Everybody is staring fixedly at a point of light, apart, I suppose, from those who have fallen asleep, or are laughing so helplessly that the tears are pouring down their faces and preclude them from observing anything at all. And round and about, and in and out, there skips Mad Fred, clutching his clipboard; sometimes he has his hand inside his jacket like that , to indicate that he is Napoleon, sometimes, when the fit is on him, he is heard insisting querulously that he is Julius Caesar, anon he claims, as well he might, that he is the Dong with the Luminous Nose. No significant effect of any kind is recorded, and Oor Daftie goes back to his Aberdeen funny-farm a madder and wiser man.

And when he gets there, so help me, he concludes that "it may be that the techniques employed were not sufficiently refined". For my own part, I would say that they certainly were not - indeed, that so far from being refined, they approached uncomfortably close to being coarse. Yet all, even now, is not lost: "The project," says Frederick, "is at an early stage."

Is it indeed? Then none of you can say that you have not been warned.
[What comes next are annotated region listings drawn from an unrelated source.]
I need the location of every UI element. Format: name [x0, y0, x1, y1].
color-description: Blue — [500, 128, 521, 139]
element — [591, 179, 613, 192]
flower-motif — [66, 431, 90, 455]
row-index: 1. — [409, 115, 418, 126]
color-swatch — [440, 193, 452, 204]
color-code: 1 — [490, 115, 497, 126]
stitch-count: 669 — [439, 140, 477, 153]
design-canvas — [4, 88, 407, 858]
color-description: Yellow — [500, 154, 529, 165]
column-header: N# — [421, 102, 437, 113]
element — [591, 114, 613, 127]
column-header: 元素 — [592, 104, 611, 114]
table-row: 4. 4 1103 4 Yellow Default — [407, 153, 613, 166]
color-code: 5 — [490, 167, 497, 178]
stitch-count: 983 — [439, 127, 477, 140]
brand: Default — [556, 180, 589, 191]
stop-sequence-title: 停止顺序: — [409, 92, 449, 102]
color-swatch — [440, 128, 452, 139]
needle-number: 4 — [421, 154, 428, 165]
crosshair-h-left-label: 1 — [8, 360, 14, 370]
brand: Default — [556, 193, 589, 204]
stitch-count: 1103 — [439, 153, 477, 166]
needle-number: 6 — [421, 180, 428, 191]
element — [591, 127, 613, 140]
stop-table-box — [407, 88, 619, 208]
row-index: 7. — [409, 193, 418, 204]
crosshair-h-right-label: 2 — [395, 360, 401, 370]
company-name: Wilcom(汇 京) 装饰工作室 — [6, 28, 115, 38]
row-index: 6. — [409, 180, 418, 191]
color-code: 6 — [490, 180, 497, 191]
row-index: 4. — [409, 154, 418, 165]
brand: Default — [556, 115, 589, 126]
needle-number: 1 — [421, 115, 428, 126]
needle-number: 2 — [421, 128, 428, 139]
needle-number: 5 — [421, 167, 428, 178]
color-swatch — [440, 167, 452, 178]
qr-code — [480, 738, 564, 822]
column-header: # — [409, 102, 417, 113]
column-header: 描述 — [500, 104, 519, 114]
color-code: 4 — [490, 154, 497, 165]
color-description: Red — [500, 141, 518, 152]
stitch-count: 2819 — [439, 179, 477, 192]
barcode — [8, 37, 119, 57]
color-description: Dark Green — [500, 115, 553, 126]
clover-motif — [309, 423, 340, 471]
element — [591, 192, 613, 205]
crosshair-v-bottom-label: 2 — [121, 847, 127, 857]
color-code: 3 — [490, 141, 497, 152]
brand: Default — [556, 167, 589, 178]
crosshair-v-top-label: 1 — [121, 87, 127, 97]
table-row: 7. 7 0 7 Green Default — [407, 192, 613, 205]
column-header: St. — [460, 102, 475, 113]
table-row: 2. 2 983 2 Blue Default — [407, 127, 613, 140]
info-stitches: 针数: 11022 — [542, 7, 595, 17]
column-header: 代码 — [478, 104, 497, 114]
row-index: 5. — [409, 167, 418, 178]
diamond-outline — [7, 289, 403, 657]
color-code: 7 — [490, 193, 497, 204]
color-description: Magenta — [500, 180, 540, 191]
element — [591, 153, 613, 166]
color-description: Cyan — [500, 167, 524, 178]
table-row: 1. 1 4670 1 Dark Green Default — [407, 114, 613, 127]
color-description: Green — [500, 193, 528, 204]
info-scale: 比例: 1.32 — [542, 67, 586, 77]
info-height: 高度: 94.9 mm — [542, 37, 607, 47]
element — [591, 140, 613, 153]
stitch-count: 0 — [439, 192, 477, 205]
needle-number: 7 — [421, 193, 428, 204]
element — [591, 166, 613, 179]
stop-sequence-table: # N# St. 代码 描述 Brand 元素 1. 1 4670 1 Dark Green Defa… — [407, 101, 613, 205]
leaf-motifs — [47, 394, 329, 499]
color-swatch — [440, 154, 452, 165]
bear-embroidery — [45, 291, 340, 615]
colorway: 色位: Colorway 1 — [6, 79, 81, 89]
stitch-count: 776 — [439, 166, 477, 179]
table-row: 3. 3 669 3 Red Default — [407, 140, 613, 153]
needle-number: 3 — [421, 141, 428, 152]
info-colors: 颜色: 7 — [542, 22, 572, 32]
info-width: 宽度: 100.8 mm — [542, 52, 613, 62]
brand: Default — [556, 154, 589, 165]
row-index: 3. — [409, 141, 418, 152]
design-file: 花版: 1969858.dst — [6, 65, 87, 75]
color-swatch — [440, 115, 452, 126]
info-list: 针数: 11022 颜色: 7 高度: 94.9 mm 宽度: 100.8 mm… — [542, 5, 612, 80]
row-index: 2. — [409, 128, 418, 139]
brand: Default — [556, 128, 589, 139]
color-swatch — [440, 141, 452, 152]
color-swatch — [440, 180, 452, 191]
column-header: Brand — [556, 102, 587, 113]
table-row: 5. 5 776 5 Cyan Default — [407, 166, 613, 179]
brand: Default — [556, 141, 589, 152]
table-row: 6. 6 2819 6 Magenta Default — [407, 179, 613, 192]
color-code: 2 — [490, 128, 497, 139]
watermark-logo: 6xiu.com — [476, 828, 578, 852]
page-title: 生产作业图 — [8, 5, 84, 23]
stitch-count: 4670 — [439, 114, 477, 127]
There is a man running about Aberdeen at this very moment who is liable to descend on innocent citizens, clap earmuffs and voluminous non-reflective black hairdresser's swaddlings upon them, jam artificial rubber noses over their own, ram light bulbs up their nostrils, and drag them off to a nearby cellar, there to work his wicked will upon them - the wicked will in question being to make them stare at a fixed point of light and tell him when it starts to move. "Canst thou tell," asks Lear's Fool, "why one's nose stands i' the middle on's face?" "No," says Lear. "Why," comes the reply, "to keep one's eyes of either side's nose." The Mad Scientist of Aberdeen could hardly have put it better.